Pleased she was with her new garments, often touching the cloth of her little frock gently as if she admired it, careful lest the least dust should fall upon it, guarding her hat from crushing with an instinct of one who had always worn good garments; yet when she was asked what else she would like to have in her wardrobe, she smiled dreamily and said, “Why, I think I have enough now, thank you.”

Violet Wentworth was nonplussed.

“Wait till we get in the shops,” she said easily. “You’ll see. You’ll be charmed with everything.”

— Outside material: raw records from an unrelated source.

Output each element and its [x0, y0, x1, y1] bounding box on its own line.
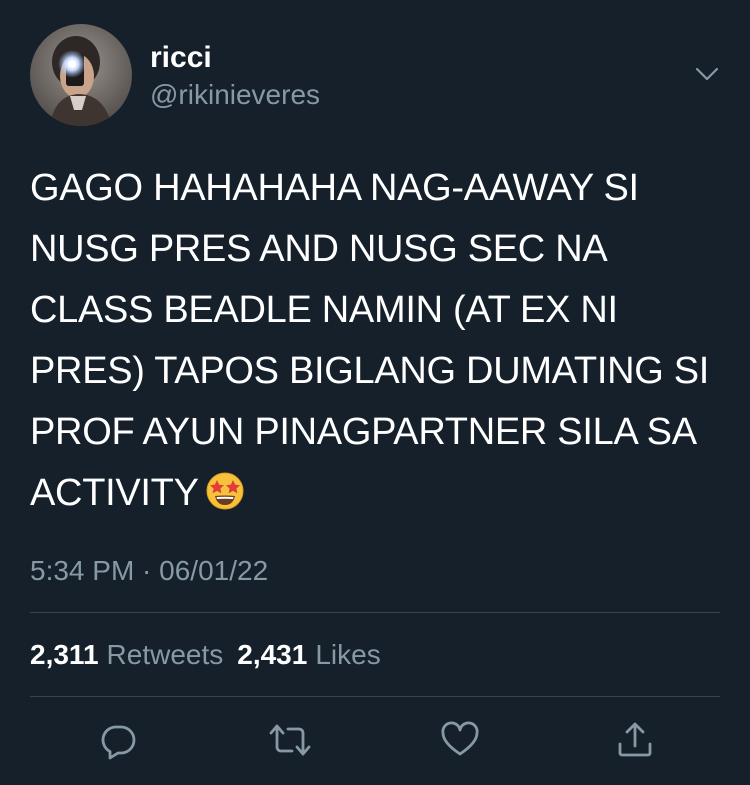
likes-label: Likes [315, 639, 381, 670]
retweets-count: 2,311 [30, 639, 99, 670]
display-name[interactable]: ricci [150, 40, 212, 76]
profile-photo-icon [30, 24, 132, 126]
likes-link[interactable]: 2,431 Likes [237, 639, 394, 670]
engagement-stats: 2,311 Retweets 2,431 Likes [30, 637, 395, 673]
user-handle[interactable]: @rikinieveres [150, 78, 320, 112]
retweet-icon [269, 724, 311, 756]
avatar[interactable] [30, 24, 132, 126]
share-button[interactable] [611, 716, 659, 764]
tweet-text: GAGO HAHAHAHA NAG-AAWAY SI NUSG PRES AND… [30, 158, 730, 524]
tweet-text-line-last: ACTIVITY [30, 463, 730, 524]
tweet-text-line: PRES) TAPOS BIGLANG DUMATING SI [30, 350, 710, 392]
divider [30, 696, 720, 697]
tweet-text-line: GAGO HAHAHAHA NAG-AAWAY SI [30, 167, 639, 209]
reply-icon [101, 725, 136, 760]
tweet-text-line: CLASS BEADLE NAMIN (AT EX NI [30, 289, 618, 331]
reply-button[interactable] [94, 716, 142, 764]
retweets-link[interactable]: 2,311 Retweets [30, 639, 237, 670]
retweet-button[interactable] [266, 716, 314, 764]
share-icon [618, 722, 652, 757]
retweets-label: Retweets [106, 639, 224, 670]
divider [30, 612, 720, 613]
heart-icon [441, 721, 479, 756]
tweet-text-line: ACTIVITY [30, 472, 199, 514]
chevron-down-icon[interactable] [692, 62, 722, 86]
tweet-detail: ricci @rikinieveres GAGO HAHAHAHA NAG-AA… [0, 0, 750, 785]
tweet-text-line: NUSG PRES AND NUSG SEC NA [30, 228, 608, 270]
star-struck-emoji-icon [205, 469, 245, 510]
action-bar [0, 716, 750, 766]
like-button[interactable] [436, 716, 484, 764]
tweet-timestamp[interactable]: 5:34 PM · 06/01/22 [30, 553, 268, 589]
tweet-text-line: PROF AYUN PINAGPARTNER SILA SA [30, 411, 697, 453]
likes-count: 2,431 [237, 639, 308, 670]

“But I wouldn’t need anything else but this,” said Fraley, genuinely surprised. “I’ve been very careful with this. It won’t be hurt a bit by the traveling. I can save it for best and wear my other own old ones for work. This will do for dressing up.”

“Well, that, little Fraley, is another thing you will have to wait till you get to New York to understand. Life is very different where I live. We don’t go to bed at dark, and we have different clothes for all the places we go. Evening clothes and sports clothes and afternoon clothes and street things and party things. Oh, there is no end to the clothes one can use.”

“Isn’t it a lot of trouble?”

“Why, no. It’s very interesting. Don’t you like pretty things?”

“Oh yes. I have always loved pretty things. The mountains in a mist, the sun rising across the valley, little green eggs in a robin’s nest, the lichen on a big rock, an old tree against the sky when the sun has fallen the night before and my mother’s face! My mother was lovely.”

“She must have been,” said Violet Wentworth almost wistfully, watching the vivid little face in front of her.

The child was such a contrast to the feverish, artificial life she led that it made her more than ever dissatisfied with everything; yet here was she at that very moment planning how she might force Fraley into the very same mold with all her little earth. Life was a strange contradiction, and a glimmer of the truth flashed at her now and then through the face and words of this unspoiled child.